Gott skypt
Hausbesuche gehören zum schönsten Teil des Pfarrerberufs. In diesen Adventstagen sind sie besonders gefragt.
Ich sitze in einer rustikalen Küche mit altem „Schüttstein“ aus Grossmutters Zeiten. Mir gegenüber sitzt eine ältere Frau, gezeichnet durch ihr Leben. Zwei Kinder hat sie alleine grossgezogen. Voller Stolz zeigt sie mir ihre Zimmer, die nur von einem einzigen kleinen Ofen erwärmt werden. Das Holz bekommt sie von der Stadt.

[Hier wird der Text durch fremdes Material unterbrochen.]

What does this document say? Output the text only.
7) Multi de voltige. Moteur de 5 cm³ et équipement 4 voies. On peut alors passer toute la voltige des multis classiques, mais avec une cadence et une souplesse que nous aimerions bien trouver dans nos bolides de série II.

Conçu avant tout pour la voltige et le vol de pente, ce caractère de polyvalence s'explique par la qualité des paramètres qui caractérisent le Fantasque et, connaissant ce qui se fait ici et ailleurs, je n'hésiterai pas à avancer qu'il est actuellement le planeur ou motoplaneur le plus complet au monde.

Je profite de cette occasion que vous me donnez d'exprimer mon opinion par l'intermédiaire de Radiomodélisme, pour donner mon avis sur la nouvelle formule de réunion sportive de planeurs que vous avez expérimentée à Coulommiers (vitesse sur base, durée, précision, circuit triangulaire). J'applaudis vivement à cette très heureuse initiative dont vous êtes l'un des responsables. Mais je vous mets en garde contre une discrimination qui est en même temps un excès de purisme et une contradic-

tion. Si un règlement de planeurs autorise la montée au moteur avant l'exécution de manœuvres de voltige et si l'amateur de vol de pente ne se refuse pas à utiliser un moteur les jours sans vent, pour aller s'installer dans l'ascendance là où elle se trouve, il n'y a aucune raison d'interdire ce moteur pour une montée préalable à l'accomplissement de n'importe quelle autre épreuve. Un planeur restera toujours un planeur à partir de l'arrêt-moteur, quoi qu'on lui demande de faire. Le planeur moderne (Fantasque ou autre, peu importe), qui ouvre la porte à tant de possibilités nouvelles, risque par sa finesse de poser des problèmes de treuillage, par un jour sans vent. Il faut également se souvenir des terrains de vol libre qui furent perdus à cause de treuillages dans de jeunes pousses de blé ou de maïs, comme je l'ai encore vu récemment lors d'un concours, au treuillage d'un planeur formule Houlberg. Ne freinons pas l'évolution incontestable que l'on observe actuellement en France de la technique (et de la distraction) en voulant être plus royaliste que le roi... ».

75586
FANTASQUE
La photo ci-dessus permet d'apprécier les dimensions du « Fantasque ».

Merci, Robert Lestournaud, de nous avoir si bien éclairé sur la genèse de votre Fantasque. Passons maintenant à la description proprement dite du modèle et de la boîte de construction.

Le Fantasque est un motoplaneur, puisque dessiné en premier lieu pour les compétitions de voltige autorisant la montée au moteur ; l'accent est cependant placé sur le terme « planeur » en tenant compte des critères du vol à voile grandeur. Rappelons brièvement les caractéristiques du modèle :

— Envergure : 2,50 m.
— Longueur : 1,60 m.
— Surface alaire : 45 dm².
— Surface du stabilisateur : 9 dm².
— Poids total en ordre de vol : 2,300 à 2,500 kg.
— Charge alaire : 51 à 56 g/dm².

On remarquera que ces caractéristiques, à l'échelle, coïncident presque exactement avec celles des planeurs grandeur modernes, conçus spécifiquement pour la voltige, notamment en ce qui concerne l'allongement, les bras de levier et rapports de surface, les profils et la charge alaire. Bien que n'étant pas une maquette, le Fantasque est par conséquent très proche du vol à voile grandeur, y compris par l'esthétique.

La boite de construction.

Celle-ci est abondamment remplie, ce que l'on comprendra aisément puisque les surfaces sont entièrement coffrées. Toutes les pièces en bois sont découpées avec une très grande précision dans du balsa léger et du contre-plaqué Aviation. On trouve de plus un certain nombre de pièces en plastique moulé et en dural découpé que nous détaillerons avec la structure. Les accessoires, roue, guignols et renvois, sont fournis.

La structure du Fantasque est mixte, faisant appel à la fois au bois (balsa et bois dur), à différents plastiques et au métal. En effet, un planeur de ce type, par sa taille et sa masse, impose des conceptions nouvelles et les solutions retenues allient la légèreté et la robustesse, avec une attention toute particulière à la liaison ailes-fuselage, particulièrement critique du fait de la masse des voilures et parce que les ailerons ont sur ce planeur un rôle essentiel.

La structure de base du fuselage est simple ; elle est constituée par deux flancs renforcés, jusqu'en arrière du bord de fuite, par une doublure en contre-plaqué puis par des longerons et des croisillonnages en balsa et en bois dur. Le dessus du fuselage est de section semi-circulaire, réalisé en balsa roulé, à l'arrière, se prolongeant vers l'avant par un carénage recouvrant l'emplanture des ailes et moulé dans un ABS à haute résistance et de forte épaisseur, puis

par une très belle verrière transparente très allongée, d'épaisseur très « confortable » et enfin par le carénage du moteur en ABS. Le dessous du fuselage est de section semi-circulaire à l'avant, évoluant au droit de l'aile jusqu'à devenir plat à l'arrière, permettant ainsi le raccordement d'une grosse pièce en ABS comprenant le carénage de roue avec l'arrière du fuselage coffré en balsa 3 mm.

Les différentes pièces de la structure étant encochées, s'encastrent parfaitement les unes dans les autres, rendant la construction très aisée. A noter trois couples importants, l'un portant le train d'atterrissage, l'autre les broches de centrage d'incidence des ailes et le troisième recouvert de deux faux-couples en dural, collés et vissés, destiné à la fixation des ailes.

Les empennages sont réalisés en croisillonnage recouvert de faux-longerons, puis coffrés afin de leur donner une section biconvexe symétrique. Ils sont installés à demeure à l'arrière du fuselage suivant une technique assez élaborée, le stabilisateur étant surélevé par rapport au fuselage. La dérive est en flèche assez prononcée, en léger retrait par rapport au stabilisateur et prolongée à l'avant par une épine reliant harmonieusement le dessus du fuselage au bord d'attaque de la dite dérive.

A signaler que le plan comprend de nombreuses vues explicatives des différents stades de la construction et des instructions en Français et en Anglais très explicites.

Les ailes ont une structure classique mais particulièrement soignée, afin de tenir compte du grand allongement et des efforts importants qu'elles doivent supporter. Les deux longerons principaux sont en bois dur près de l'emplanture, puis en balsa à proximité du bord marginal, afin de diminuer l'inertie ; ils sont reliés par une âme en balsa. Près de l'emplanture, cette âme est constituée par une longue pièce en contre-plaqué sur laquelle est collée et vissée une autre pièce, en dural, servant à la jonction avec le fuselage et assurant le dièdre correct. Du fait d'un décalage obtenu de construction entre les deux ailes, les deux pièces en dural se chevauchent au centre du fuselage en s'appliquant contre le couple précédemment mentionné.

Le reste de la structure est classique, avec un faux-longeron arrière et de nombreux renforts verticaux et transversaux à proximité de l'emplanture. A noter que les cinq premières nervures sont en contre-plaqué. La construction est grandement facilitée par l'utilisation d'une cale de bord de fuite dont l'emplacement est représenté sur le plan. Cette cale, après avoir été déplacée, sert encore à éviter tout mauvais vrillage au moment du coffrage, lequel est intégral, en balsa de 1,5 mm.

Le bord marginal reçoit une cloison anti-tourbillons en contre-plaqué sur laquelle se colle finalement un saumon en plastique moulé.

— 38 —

„Ich bin dankbar für das, was ich habe, mir fehlt es an nichts.“ Sie erzählt von ihrer Tochter, die vor Jahrzehnten ausgewandert ist und glücklich mit ihrem Mann in einem wunderschönen Häuschen nahe am Meer lebt. Plötzlich beginnen ihre Augen zu leuchten: „Wissen Sie, Herr Pfarrer, bis gestern war sie zu Besuch. Und da hat sie mir ein Tablet geschenkt.“ „Was hat Sie Ihnen geschenkt?“, frage ich neugierig. „Ja, kennen Sie denn das nicht? Ein Tablet. Und jetzt, stellen Sie sich vor, jetzt kann ich mit ihr reden und sehe sie auch noch. Soll ich es Ihnen zeigen? Oh, Sie haben sicher keine Zeit und ich möchte Sie nicht länger mit meinen Geschichten vollschwatzen.“
„Nein, zeigen Sie mir Ihr Tablet.“ Ich schmunzle: Da stehen wir in einer der ältesten Wohnungen der Stadt und eine über 80-jährige Frau nimmt eines der modernsten Geräte in die Hand und hat mit zwei Griffen die Verbindung zu ihrer Tochter hergestellt: „Schau, wer mich soeben besucht!“
„Ah, Sie kenne ich. ich war vor der Kirche, als der Dalai Lama bei Ihnen war.“ „Und nun bin ich bei Ihrer Mutter, was ich gerade genauso spannend finde.“
„Ah, Mami, wie schön für dich! Gut zu wissen, dass dich der Pfarrer besucht. Danke Ihnen!“
Wir sitzen wieder am Tisch und beim Kaffee. „Ist das nicht verrückt? Ich schalte das Tablet ein und bin sofort weit weg in einem andern Land.“ „…wie im Advent: Gott schaltet sich ein und ist sofort weit weg vom Himmel in der Krippe, in einem anderen Land und einer anderen Stadt.“, denke ich laut. „So habe ich es noch nie gesehen: Gott skypt also auch! Kommen Sie bald wieder, Herr Pfarrer, dann skypen wir weiter!“
Wie schön, wenn im Alltag der sichtbar wird, den wir am Sonntag ankündigen.
Christoph Sigrist
Barbara Oberholzer
Gepostet um 06:22 Uhr, 14. DezemberOooh, ist das ein schöner Beitrag ? ! Und eine Hommage an die Seelsorge ohnegleichen. Es gibt nichts Schöneres, als Menschen zu begegnen und darin Gott zu entdecken – technikaffin natürlich, das ist klar ?! Hammer!
Anita Ochsner
Gepostet um 11:06 Uhr, 15. DezemberDieser Beitrag erinnert mich an einen ehemaligen Mitarbeiter. Er gehörte zum „Alltags-Unterstützungs-Team“ im Haus. Er verstand es in besonderer Weise Alltägliches mit
echten Bedürfnissen zu verbinden. Z.B. `beim Unterstützung darin geben, die Post anzuschauen. Dies nicht einfach drinnen zu machen, sondern diese „simple“ Handlung draussen an der Sonne auf der Bank mit dieser zu tun. An der Sonne sitzen draussen sein, war ein grosses Bedürfnis dieser. Da war auch skypen… im Alltag.
Oder wie es eine andere Bewohnerin ausdrückte, in der Vorfreude zum Einkaufen: „Weisch mit em „Toni“ isch`s immer so schüü“.
Uns Pflegende freuts dann immer auch, den Leuten in Schuhe und Jacken zu helfen, in Aussicht für eine gute Zeit! Auch wenn wir selbst nicht dabei sein konnten. Seelennahrung auf allen Seiten.